Winslow Homer, Hark! The Lark, 1882, Oil on canvas, Layton Art Collection Inc., Gift of Frederick Layton, at the Milwaukee Art Museum, L99. Image courtesy of Milwaukee Art Museum/Photography by John R. Glemblin.

Coming Away: Winslow Homer and England

November 11, 2017-February 4, 2018

Worcester Art Museum, Worcester, MA

From March 1881 through November 1882, iconic American artist Winslow Homer lived in the small fishing village of Cullercoats on the northeastern coast of England—a period that was pivotal in the development of his work. This November, this crucial period in Homer’s life will be explored in a new exhibition at the Worcester Art Museum. Coming Away: Winslow Homer and England will show how the landscape of England, the artists he met there, and the reviews his work received while abroad all had a profound impact on his career. 

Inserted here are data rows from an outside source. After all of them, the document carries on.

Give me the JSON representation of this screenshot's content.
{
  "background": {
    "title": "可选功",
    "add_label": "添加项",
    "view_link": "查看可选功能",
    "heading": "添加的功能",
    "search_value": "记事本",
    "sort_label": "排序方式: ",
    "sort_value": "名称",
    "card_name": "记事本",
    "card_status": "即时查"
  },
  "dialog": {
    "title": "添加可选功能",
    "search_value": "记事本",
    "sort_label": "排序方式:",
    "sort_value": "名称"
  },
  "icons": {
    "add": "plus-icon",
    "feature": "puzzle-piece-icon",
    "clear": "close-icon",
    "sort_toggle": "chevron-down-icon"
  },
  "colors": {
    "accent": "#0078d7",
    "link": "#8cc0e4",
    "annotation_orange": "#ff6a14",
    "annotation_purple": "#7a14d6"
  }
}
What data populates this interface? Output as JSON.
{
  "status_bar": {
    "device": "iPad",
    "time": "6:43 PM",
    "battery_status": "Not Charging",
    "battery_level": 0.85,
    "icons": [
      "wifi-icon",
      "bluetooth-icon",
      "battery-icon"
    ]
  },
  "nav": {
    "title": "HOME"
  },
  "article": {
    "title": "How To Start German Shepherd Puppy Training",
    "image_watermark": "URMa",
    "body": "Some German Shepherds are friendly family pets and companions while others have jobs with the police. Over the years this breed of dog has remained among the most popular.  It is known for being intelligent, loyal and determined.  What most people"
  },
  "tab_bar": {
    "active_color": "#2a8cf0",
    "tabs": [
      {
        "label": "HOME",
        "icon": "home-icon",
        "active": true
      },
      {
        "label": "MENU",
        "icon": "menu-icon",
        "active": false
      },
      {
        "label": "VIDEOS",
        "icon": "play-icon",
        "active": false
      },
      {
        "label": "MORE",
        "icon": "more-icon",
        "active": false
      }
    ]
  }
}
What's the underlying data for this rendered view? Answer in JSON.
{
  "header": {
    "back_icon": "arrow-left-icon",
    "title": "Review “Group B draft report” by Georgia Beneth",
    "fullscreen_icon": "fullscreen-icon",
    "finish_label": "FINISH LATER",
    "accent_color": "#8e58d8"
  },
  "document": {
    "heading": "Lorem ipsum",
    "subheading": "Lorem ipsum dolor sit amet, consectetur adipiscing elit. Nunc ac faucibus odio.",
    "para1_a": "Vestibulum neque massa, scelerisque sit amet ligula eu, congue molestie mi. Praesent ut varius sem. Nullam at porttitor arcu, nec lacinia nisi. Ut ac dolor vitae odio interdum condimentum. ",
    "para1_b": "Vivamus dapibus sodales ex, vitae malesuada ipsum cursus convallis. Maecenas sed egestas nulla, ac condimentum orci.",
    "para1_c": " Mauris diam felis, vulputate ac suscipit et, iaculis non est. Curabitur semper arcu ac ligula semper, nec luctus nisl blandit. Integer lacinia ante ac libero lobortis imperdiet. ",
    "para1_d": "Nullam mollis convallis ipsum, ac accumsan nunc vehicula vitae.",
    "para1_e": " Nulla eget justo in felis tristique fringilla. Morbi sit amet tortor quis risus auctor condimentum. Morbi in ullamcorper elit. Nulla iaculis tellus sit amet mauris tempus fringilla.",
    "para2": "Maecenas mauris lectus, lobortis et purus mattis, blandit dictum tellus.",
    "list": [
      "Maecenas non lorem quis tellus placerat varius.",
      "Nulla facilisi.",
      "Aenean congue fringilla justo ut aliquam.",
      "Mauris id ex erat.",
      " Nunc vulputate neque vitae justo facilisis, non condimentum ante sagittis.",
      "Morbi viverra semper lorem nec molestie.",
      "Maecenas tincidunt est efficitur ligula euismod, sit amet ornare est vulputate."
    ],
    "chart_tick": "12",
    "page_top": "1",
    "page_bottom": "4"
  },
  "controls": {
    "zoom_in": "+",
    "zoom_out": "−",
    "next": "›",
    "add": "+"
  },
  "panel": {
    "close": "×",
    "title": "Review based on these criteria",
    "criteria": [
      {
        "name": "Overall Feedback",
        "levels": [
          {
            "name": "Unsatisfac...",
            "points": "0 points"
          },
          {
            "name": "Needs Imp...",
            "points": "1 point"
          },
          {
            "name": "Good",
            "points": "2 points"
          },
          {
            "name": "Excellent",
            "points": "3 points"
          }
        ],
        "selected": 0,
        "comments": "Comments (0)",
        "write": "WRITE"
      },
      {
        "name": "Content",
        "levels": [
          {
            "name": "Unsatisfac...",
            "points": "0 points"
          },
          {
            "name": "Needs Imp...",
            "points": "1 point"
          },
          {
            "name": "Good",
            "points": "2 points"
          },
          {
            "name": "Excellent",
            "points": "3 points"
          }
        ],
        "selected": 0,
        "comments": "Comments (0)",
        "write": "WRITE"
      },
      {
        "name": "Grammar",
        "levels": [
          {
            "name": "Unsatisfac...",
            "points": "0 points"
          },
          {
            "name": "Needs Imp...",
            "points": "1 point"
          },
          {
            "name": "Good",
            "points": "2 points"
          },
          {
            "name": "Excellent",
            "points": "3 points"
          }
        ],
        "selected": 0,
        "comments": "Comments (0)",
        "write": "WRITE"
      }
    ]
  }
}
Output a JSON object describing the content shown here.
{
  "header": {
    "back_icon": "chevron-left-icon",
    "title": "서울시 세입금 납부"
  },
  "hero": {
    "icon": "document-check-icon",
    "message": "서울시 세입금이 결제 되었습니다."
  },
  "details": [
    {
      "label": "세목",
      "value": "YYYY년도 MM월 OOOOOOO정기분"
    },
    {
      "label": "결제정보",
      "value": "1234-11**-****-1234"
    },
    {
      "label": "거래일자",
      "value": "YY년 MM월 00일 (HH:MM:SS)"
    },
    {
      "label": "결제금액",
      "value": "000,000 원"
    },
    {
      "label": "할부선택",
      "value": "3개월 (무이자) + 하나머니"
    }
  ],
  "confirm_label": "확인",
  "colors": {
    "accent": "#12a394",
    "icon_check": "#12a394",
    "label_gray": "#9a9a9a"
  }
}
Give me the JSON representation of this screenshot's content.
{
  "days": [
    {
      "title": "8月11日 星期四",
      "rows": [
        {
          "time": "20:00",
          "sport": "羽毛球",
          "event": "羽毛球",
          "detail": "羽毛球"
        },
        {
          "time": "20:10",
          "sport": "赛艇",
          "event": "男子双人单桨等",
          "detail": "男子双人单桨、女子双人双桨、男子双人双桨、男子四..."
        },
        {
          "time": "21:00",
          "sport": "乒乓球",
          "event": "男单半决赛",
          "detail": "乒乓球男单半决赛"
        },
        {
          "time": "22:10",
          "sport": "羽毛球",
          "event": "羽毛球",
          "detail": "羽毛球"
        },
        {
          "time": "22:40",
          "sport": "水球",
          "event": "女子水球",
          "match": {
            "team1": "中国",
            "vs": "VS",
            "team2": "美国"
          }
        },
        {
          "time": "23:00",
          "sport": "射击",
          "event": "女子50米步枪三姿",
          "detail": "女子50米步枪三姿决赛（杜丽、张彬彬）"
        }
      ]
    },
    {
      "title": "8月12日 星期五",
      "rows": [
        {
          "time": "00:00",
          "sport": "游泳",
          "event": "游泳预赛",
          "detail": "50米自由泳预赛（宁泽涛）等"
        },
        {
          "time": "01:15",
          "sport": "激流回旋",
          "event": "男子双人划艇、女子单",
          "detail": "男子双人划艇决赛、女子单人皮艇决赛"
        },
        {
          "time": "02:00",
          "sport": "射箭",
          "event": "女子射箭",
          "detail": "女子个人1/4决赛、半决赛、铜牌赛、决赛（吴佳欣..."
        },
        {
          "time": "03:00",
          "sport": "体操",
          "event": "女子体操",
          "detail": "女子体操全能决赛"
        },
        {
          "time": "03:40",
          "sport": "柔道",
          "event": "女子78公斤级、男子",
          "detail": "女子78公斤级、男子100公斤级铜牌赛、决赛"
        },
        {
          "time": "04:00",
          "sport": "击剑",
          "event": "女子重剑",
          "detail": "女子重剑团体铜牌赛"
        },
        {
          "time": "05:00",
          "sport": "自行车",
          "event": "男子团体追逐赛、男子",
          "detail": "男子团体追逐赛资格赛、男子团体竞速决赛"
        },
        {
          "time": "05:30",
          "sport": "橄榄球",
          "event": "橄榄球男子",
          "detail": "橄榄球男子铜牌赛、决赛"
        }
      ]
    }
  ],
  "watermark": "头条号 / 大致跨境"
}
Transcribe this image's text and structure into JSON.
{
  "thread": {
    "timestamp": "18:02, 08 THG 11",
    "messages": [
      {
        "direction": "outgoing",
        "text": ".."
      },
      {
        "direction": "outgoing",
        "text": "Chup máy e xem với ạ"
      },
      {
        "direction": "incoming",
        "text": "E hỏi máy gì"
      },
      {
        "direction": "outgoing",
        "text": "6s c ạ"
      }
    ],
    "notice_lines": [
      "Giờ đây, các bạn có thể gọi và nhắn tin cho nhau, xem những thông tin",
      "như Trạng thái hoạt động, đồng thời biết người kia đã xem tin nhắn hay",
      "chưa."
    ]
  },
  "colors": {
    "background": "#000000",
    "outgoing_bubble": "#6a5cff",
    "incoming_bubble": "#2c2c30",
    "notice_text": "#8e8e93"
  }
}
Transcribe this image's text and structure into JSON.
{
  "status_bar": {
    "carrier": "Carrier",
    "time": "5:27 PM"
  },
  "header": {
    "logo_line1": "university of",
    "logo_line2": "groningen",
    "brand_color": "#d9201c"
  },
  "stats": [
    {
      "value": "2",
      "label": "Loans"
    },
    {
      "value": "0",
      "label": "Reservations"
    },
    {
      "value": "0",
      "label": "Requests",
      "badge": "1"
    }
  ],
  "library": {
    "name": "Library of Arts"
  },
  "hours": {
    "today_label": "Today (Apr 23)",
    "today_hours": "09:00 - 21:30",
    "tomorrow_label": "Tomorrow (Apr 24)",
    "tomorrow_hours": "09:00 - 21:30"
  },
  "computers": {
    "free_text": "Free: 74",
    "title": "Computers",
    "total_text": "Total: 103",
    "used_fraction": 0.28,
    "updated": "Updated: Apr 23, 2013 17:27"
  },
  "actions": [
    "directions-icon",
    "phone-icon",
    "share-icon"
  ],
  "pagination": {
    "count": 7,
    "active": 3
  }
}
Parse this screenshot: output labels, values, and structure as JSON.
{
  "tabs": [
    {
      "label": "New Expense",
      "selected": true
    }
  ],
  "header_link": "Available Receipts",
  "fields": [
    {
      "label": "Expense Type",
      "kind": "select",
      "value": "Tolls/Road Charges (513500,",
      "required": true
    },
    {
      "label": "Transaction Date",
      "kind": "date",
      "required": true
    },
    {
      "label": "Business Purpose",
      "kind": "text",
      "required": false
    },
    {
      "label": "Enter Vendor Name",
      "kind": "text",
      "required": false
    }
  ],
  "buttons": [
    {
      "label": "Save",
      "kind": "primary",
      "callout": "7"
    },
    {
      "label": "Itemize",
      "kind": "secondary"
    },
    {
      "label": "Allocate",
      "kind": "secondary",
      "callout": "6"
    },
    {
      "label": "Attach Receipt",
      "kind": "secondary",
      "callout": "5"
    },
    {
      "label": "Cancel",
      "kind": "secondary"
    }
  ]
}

While in England, Homer engaged with the work of the country’s masters, including Joseph Mallord William Turner and Sir Lawrence Alma-Tadema, as well as with paintings by regional artists from the coastal village of Cullercoats, where he established a studio. 

Homer also purchased two cameras at this time, suggesting his interest in contemporary forms of picture making. Coming Away demonstrates how new influences impacted Homer’s artistic development during and after his stay in England, and how this time exacerbated the tensions he felt between the traditional nature of his subject matter and the modernity of his aesthetic vision. The exhibition features 50 works by Homer, as well as paintings by his English contemporaries; the exhibition is organized in collaboration with the Milwaukee Art Museum.    

On Friday, December 8 at 6pm, Dr. Sarah Burns, Ruth N. Halls Professor Emerita of Art History at Indiana University, Bloomington, will present the keynote lecture for a symposium examining Winslow Homer’s time in England. A day of talks by noted scholars of American and British art will follow on Saturday, December 9, from 9:30am to 5:30pm. Registration is required and can be made by calling 508-793-4317.  

Sebastião Salgado, Erg Ubari, Ramla d’El Daouda, Libya, 2009.

Sebastião Salgado

Through November 29, 2017

Robert Klein Gallery

500 Harrison Avenue, Boston, MA

This month Robert Klein Gallery is featuring the stunning work of photographer Sebastião Salgado. Economist-turned-artist Sebastião Salgado began his photography practice after his finance role with the International Coffee Organization and the World Bank led him to travel to tea plantations in Africa. Inspired by the people he photographed during his trips, Salgado quit his finance job to continue traveling and photographing the rest of the world and its inhabitants. His works highlight global issues relating to nature, workers, and the human condition, and while he believes that his photographs alone will not be able to change the world, he uses them as a vehicle for awareness coupled with larger movements for action.